Il est intéressant de noter que la première strophe, à la lire attentivement, s'apparente à une amphibologie, c'est-à-dire qu'elle peut se lire de plusieurs manières différentes, qu'elle possède plusieurs sens possibles (et même contradictoires) : ou bien on a découpé la conversation pour ne garder que les maux en gras, ou bien on a découpé la conversation pour "garder blancs" les maux en gras. En somme, la strophe ne nous dit pas clairement si les "maux en gras" on été préservés (parce qu'ils sont précieux) ou intentionnellement effacés.
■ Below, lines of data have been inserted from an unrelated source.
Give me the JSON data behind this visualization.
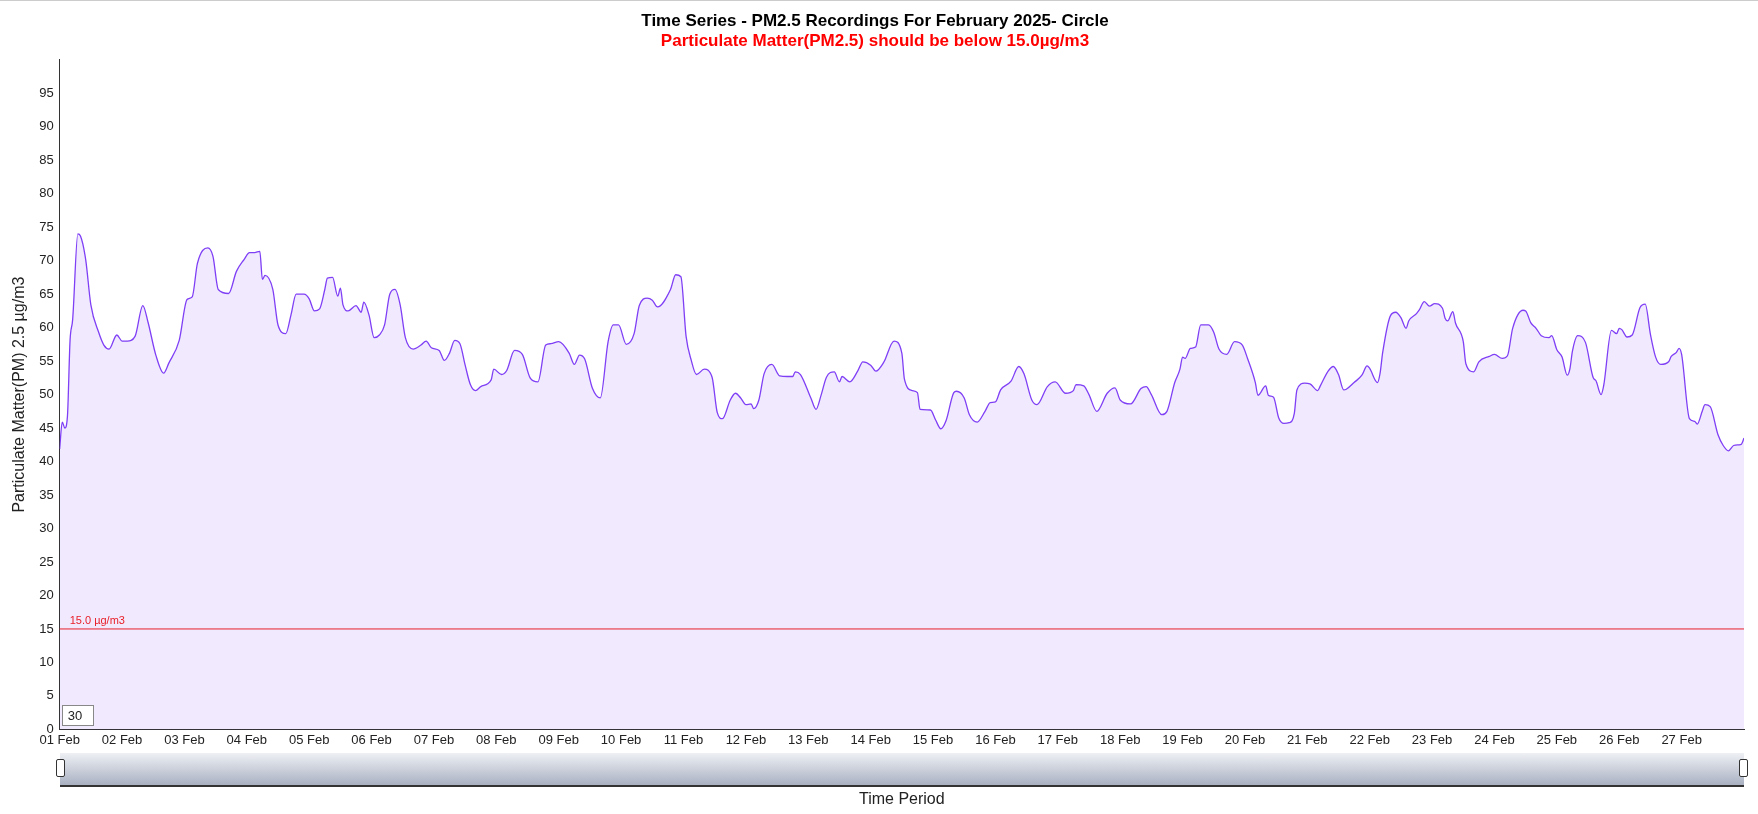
{
  "chart_data": {
    "type": "area",
    "title": "Time Series - PM2.5 Recordings For February 2025- Circle",
    "subtitle": "Particulate Matter(PM2.5) should be below 15.0µg/m3",
    "xlabel": "Time Period",
    "ylabel": "Particulate Matter(PM) 2.5 µg/m3",
    "annotations": [
      "30"
    ],
    "xlim": [
      "2025-02-01T00:00",
      "2025-02-28T00:00"
    ],
    "xticks": [
      {
        "value": "2025-02-01",
        "label": "01 Feb"
      },
      {
        "value": "2025-02-02",
        "label": "02 Feb"
      },
      {
        "value": "2025-02-03",
        "label": "03 Feb"
      },
      {
        "value": "2025-02-04",
        "label": "04 Feb"
      },
      {
        "value": "2025-02-05",
        "label": "05 Feb"
      },
      {
        "value": "2025-02-06",
        "label": "06 Feb"
      },
      {
        "value": "2025-02-07",
        "label": "07 Feb"
      },
      {
        "value": "2025-02-08",
        "label": "08 Feb"
      },
      {
        "value": "2025-02-09",
        "label": "09 Feb"
      },
      {
        "value": "2025-02-10",
        "label": "10 Feb"
      },
      {
        "value": "2025-02-11",
        "label": "11 Feb"
      },
      {
        "value": "2025-02-12",
        "label": "12 Feb"
      },
      {
        "value": "2025-02-13",
        "label": "13 Feb"
      },
      {
        "value": "2025-02-14",
        "label": "14 Feb"
      },
      {
        "value": "2025-02-15",
        "label": "15 Feb"
      },
      {
        "value": "2025-02-16",
        "label": "16 Feb"
      },
      {
        "value": "2025-02-17",
        "label": "17 Feb"
      },
      {
        "value": "2025-02-18",
        "label": "18 Feb"
      },
      {
        "value": "2025-02-19",
        "label": "19 Feb"
      },
      {
        "value": "2025-02-20",
        "label": "20 Feb"
      },
      {
        "value": "2025-02-21",
        "label": "21 Feb"
      },
      {
        "value": "2025-02-22",
        "label": "22 Feb"
      },
      {
        "value": "2025-02-23",
        "label": "23 Feb"
      },
      {
        "value": "2025-02-24",
        "label": "24 Feb"
      },
      {
        "value": "2025-02-25",
        "label": "25 Feb"
      },
      {
        "value": "2025-02-26",
        "label": "26 Feb"
      },
      {
        "value": "2025-02-27",
        "label": "27 Feb"
      }
    ],
    "ylim": [
      0,
      100
    ],
    "yticks": [
      0,
      5,
      10,
      15,
      20,
      25,
      30,
      35,
      40,
      45,
      50,
      55,
      60,
      65,
      70,
      75,
      80,
      85,
      90,
      95
    ],
    "grid": false,
    "legend": false,
    "marker": "none",
    "line_style": "solid",
    "ref_lines": [
      {
        "axis": "y",
        "value": 15,
        "label": "15.0 µg/m3",
        "color": "#e8202a"
      }
    ],
    "series": [
      {
        "color": "#7f3ff5",
        "x": [
          "2025-02-01T00:00",
          "2025-02-01T01:00",
          "2025-02-01T02:00",
          "2025-02-01T03:00",
          "2025-02-01T04:00",
          "2025-02-01T05:00",
          "2025-02-01T07:00",
          "2025-02-01T08:00",
          "2025-02-01T10:00",
          "2025-02-01T12:00",
          "2025-02-01T15:00",
          "2025-02-01T17:00",
          "2025-02-01T19:00",
          "2025-02-01T22:00",
          "2025-02-02T00:00",
          "2025-02-02T02:00",
          "2025-02-02T05:00",
          "2025-02-02T08:00",
          "2025-02-02T10:00",
          "2025-02-02T13:00",
          "2025-02-02T16:00",
          "2025-02-02T18:00",
          "2025-02-02T22:00",
          "2025-02-03T01:00",
          "2025-02-03T03:00",
          "2025-02-03T05:00",
          "2025-02-03T09:00",
          "2025-02-03T11:00",
          "2025-02-03T13:00",
          "2025-02-03T17:00",
          "2025-02-03T20:00",
          "2025-02-03T23:00",
          "2025-02-04T01:00",
          "2025-02-04T03:00",
          "2025-02-04T05:00",
          "2025-02-04T06:00",
          "2025-02-04T07:00",
          "2025-02-04T10:00",
          "2025-02-04T12:00",
          "2025-02-04T15:00",
          "2025-02-04T17:00",
          "2025-02-04T19:00",
          "2025-02-04T22:00",
          "2025-02-05T00:00",
          "2025-02-05T02:00",
          "2025-02-05T04:00",
          "2025-02-05T06:00",
          "2025-02-05T07:00",
          "2025-02-05T09:00",
          "2025-02-05T11:00",
          "2025-02-05T12:00",
          "2025-02-05T13:00",
          "2025-02-05T15:00",
          "2025-02-05T18:00",
          "2025-02-05T20:00",
          "2025-02-05T21:00",
          "2025-02-05T23:00",
          "2025-02-06T01:00",
          "2025-02-06T03:00",
          "2025-02-06T05:00",
          "2025-02-06T07:00",
          "2025-02-06T09:00",
          "2025-02-06T11:00",
          "2025-02-06T13:00",
          "2025-02-06T16:00",
          "2025-02-06T19:00",
          "2025-02-06T21:00",
          "2025-02-06T23:00",
          "2025-02-07T02:00",
          "2025-02-07T04:00",
          "2025-02-07T06:00",
          "2025-02-07T08:00",
          "2025-02-07T10:00",
          "2025-02-07T12:00",
          "2025-02-07T14:00",
          "2025-02-07T16:00",
          "2025-02-07T18:00",
          "2025-02-07T22:00",
          "2025-02-07T23:00",
          "2025-02-08T02:00",
          "2025-02-08T04:00",
          "2025-02-08T07:00",
          "2025-02-08T10:00",
          "2025-02-08T13:00",
          "2025-02-08T16:00",
          "2025-02-08T19:00",
          "2025-02-08T21:00",
          "2025-02-09T00:00",
          "2025-02-09T04:00",
          "2025-02-09T06:00",
          "2025-02-09T08:00",
          "2025-02-09T10:00",
          "2025-02-09T13:00",
          "2025-02-09T16:00",
          "2025-02-09T19:00",
          "2025-02-09T21:00",
          "2025-02-09T23:00",
          "2025-02-10T02:00",
          "2025-02-10T05:00",
          "2025-02-10T07:00",
          "2025-02-10T10:00",
          "2025-02-10T12:00",
          "2025-02-10T14:00",
          "2025-02-10T19:00",
          "2025-02-10T21:00",
          "2025-02-10T23:00",
          "2025-02-11T01:00",
          "2025-02-11T03:00",
          "2025-02-11T05:00",
          "2025-02-11T08:00",
          "2025-02-11T11:00",
          "2025-02-11T13:00",
          "2025-02-11T15:00",
          "2025-02-11T18:00",
          "2025-02-11T20:00",
          "2025-02-11T22:00",
          "2025-02-12T00:00",
          "2025-02-12T02:00",
          "2025-02-12T03:00",
          "2025-02-12T05:00",
          "2025-02-12T07:00",
          "2025-02-12T10:00",
          "2025-02-12T13:00",
          "2025-02-12T16:00",
          "2025-02-12T18:00",
          "2025-02-12T19:00",
          "2025-02-12T21:00",
          "2025-02-13T01:00",
          "2025-02-13T03:00",
          "2025-02-13T05:00",
          "2025-02-13T07:00",
          "2025-02-13T10:00",
          "2025-02-13T12:00",
          "2025-02-13T13:00",
          "2025-02-13T16:00",
          "2025-02-13T19:00",
          "2025-02-13T21:00",
          "2025-02-14T00:00",
          "2025-02-14T02:00",
          "2025-02-14T05:00",
          "2025-02-14T09:00",
          "2025-02-14T12:00",
          "2025-02-14T13:00",
          "2025-02-14T16:00",
          "2025-02-14T18:00",
          "2025-02-14T19:00",
          "2025-02-14T23:00",
          "2025-02-15T01:00",
          "2025-02-15T03:00",
          "2025-02-15T05:00",
          "2025-02-15T08:00",
          "2025-02-15T09:00",
          "2025-02-15T12:00",
          "2025-02-15T14:00",
          "2025-02-15T17:00",
          "2025-02-15T20:00",
          "2025-02-15T22:00",
          "2025-02-16T00:00",
          "2025-02-16T02:00",
          "2025-02-16T06:00",
          "2025-02-16T09:00",
          "2025-02-16T11:00",
          "2025-02-16T14:00",
          "2025-02-16T16:00",
          "2025-02-16T20:00",
          "2025-02-16T23:00",
          "2025-02-17T03:00",
          "2025-02-17T06:00",
          "2025-02-17T07:00",
          "2025-02-17T10:00",
          "2025-02-17T12:00",
          "2025-02-17T15:00",
          "2025-02-17T19:00",
          "2025-02-17T22:00",
          "2025-02-18T00:00",
          "2025-02-18T04:00",
          "2025-02-18T08:00",
          "2025-02-18T10:00",
          "2025-02-18T12:00",
          "2025-02-18T16:00",
          "2025-02-18T18:00",
          "2025-02-18T21:00",
          "2025-02-18T23:00",
          "2025-02-19T00:00",
          "2025-02-19T01:00",
          "2025-02-19T03:00",
          "2025-02-19T05:00",
          "2025-02-19T07:00",
          "2025-02-19T10:00",
          "2025-02-19T12:00",
          "2025-02-19T14:00",
          "2025-02-19T17:00",
          "2025-02-19T20:00",
          "2025-02-19T23:00",
          "2025-02-20T01:00",
          "2025-02-20T04:00",
          "2025-02-20T05:00",
          "2025-02-20T08:00",
          "2025-02-20T09:00",
          "2025-02-20T11:00",
          "2025-02-20T13:00",
          "2025-02-20T15:00",
          "2025-02-20T17:00",
          "2025-02-20T19:00",
          "2025-02-20T20:00",
          "2025-02-20T23:00",
          "2025-02-21T01:00",
          "2025-02-21T04:00",
          "2025-02-21T05:00",
          "2025-02-21T08:00",
          "2025-02-21T10:00",
          "2025-02-21T12:00",
          "2025-02-21T14:00",
          "2025-02-21T15:00",
          "2025-02-21T18:00",
          "2025-02-21T21:00",
          "2025-02-21T23:00",
          "2025-02-22T00:00",
          "2025-02-22T03:00",
          "2025-02-22T04:00",
          "2025-02-22T05:00",
          "2025-02-22T08:00",
          "2025-02-22T10:00",
          "2025-02-22T12:00",
          "2025-02-22T14:00",
          "2025-02-22T15:00",
          "2025-02-22T18:00",
          "2025-02-22T19:00",
          "2025-02-22T21:00",
          "2025-02-22T23:00",
          "2025-02-23T01:00",
          "2025-02-23T04:00",
          "2025-02-23T05:00",
          "2025-02-23T06:00",
          "2025-02-23T08:00",
          "2025-02-23T09:00",
          "2025-02-23T12:00",
          "2025-02-23T13:00",
          "2025-02-23T16:00",
          "2025-02-23T18:00",
          "2025-02-23T22:00",
          "2025-02-24T00:00",
          "2025-02-24T03:00",
          "2025-02-24T05:00",
          "2025-02-24T07:00",
          "2025-02-24T11:00",
          "2025-02-24T12:00",
          "2025-02-24T14:00",
          "2025-02-24T16:00",
          "2025-02-24T18:00",
          "2025-02-24T21:00",
          "2025-02-24T22:00",
          "2025-02-25T00:00",
          "2025-02-25T02:00",
          "2025-02-25T04:00",
          "2025-02-25T05:00",
          "2025-02-25T06:00",
          "2025-02-25T08:00",
          "2025-02-25T11:00",
          "2025-02-25T14:00",
          "2025-02-25T15:00",
          "2025-02-25T17:00",
          "2025-02-25T18:00",
          "2025-02-25T21:00",
          "2025-02-25T23:00",
          "2025-02-26T00:00",
          "2025-02-26T01:00",
          "2025-02-26T03:00",
          "2025-02-26T05:00",
          "2025-02-26T08:00",
          "2025-02-26T10:00",
          "2025-02-26T12:00",
          "2025-02-26T14:00",
          "2025-02-26T16:00",
          "2025-02-26T19:00",
          "2025-02-26T20:00",
          "2025-02-26T22:00",
          "2025-02-26T23:00",
          "2025-02-27T00:00",
          "2025-02-27T03:00",
          "2025-02-27T05:00",
          "2025-02-27T06:00",
          "2025-02-27T08:00",
          "2025-02-27T09:00",
          "2025-02-27T11:00",
          "2025-02-27T14:00",
          "2025-02-27T16:00",
          "2025-02-27T18:00",
          "2025-02-27T20:00",
          "2025-02-27T22:00",
          "2025-02-27T23:00",
          "2025-02-28T00:00"
        ],
        "values": [
          41.9,
          45.9,
          45.0,
          46.8,
          58.1,
          61.2,
          74.0,
          73.7,
          70.2,
          63.4,
          59.3,
          57.4,
          56.8,
          58.9,
          58.0,
          58.0,
          58.7,
          63.3,
          60.8,
          55.9,
          53.2,
          54.7,
          58.1,
          64.2,
          64.6,
          69.6,
          71.9,
          70.6,
          65.7,
          65.1,
          68.4,
          70.2,
          71.2,
          71.2,
          71.4,
          67.2,
          67.8,
          65.7,
          60.4,
          59.1,
          61.9,
          65.0,
          65.0,
          64.3,
          62.5,
          62.8,
          65.7,
          67.4,
          67.5,
          64.7,
          65.9,
          63.4,
          62.5,
          63.3,
          62.3,
          63.8,
          61.9,
          58.5,
          58.9,
          60.4,
          65.0,
          65.7,
          63.4,
          58.5,
          56.8,
          57.4,
          58.0,
          57.0,
          56.6,
          55.1,
          56.2,
          58.1,
          57.6,
          54.4,
          51.5,
          50.6,
          51.2,
          52.2,
          53.8,
          53.0,
          53.6,
          56.6,
          56.0,
          52.5,
          51.9,
          57.4,
          57.6,
          57.9,
          56.2,
          54.5,
          55.9,
          55.3,
          50.9,
          49.5,
          57.9,
          60.4,
          60.4,
          57.5,
          59.1,
          63.3,
          64.4,
          64.1,
          63.1,
          65.7,
          67.9,
          67.6,
          58.7,
          55.1,
          53.0,
          53.8,
          52.6,
          47.3,
          46.4,
          49.2,
          50.2,
          49.5,
          48.5,
          48.6,
          47.9,
          49.2,
          53.1,
          54.5,
          52.8,
          52.7,
          52.7,
          53.4,
          53.0,
          49.5,
          47.8,
          50.0,
          52.6,
          53.4,
          51.9,
          52.7,
          51.9,
          53.5,
          54.9,
          54.4,
          53.5,
          54.8,
          58.0,
          56.2,
          52.3,
          50.6,
          50.3,
          47.8,
          47.7,
          46.2,
          44.9,
          46.1,
          50.3,
          50.5,
          49.5,
          47.0,
          45.9,
          47.5,
          48.8,
          48.9,
          50.7,
          52.0,
          54.2,
          53.1,
          49.2,
          48.5,
          51.2,
          51.9,
          50.2,
          50.6,
          51.5,
          51.3,
          50.0,
          47.5,
          50.2,
          51.0,
          49.2,
          48.6,
          50.9,
          51.2,
          50.0,
          47.0,
          47.5,
          51.8,
          53.8,
          55.6,
          55.4,
          56.9,
          57.1,
          60.4,
          60.4,
          59.3,
          56.8,
          56.0,
          57.9,
          57.4,
          55.4,
          51.8,
          49.9,
          51.3,
          49.9,
          49.6,
          46.5,
          45.7,
          45.8,
          47.2,
          50.7,
          51.7,
          51.6,
          50.6,
          51.3,
          53.5,
          54.2,
          53.0,
          50.7,
          50.8,
          51.8,
          52.9,
          54.3,
          53.9,
          51.8,
          53.2,
          56.3,
          61.8,
          62.3,
          61.5,
          59.9,
          61.0,
          62.1,
          62.6,
          63.9,
          63.2,
          63.6,
          62.9,
          61.4,
          61.0,
          62.4,
          60.7,
          57.9,
          54.6,
          53.4,
          54.9,
          55.7,
          56.0,
          55.4,
          55.8,
          59.9,
          62.6,
          62.5,
          60.7,
          59.9,
          58.8,
          58.5,
          58.8,
          56.7,
          55.6,
          52.9,
          53.8,
          56.5,
          58.8,
          57.8,
          52.5,
          52.1,
          50.0,
          51.3,
          59.6,
          59.1,
          59.9,
          59.7,
          58.6,
          58.9,
          63.0,
          63.5,
          59.0,
          55.6,
          54.5,
          54.9,
          55.7,
          56.3,
          56.9,
          56.0,
          46.4,
          46.0,
          45.6,
          47.6,
          48.5,
          48.2,
          44.0,
          42.4,
          41.6,
          42.4,
          42.5,
          42.6,
          43.5
        ]
      }
    ]
  }
}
Ce motif du "poids" de l'objet, qu'il soit présent ou absent, serpente du début à la fin du poème : que ce soit dans les mots découpés, dans l'évocation des regrets (regretter le passé, c'est se projeter dans le passé, et d'une certaine manière, le rendre présent en pensée), dans l'absence de l'interlocuteur, dans les mots "collés" (qui s'accrochent, qui ne veulent pas partir). Poème de la difficulté de la communication, mais aussi poème de la difficulté du lien entre les êtres : les deux semblent en permanence liés. L'autre est à la fois trop présent, sous forme de regrets que l'on cherche à éloigner ou de mots indélébiles que l'on aimerait pouvoir "découper", et néanmoins absent de la chambre (effervescente absence "en tension gris clair").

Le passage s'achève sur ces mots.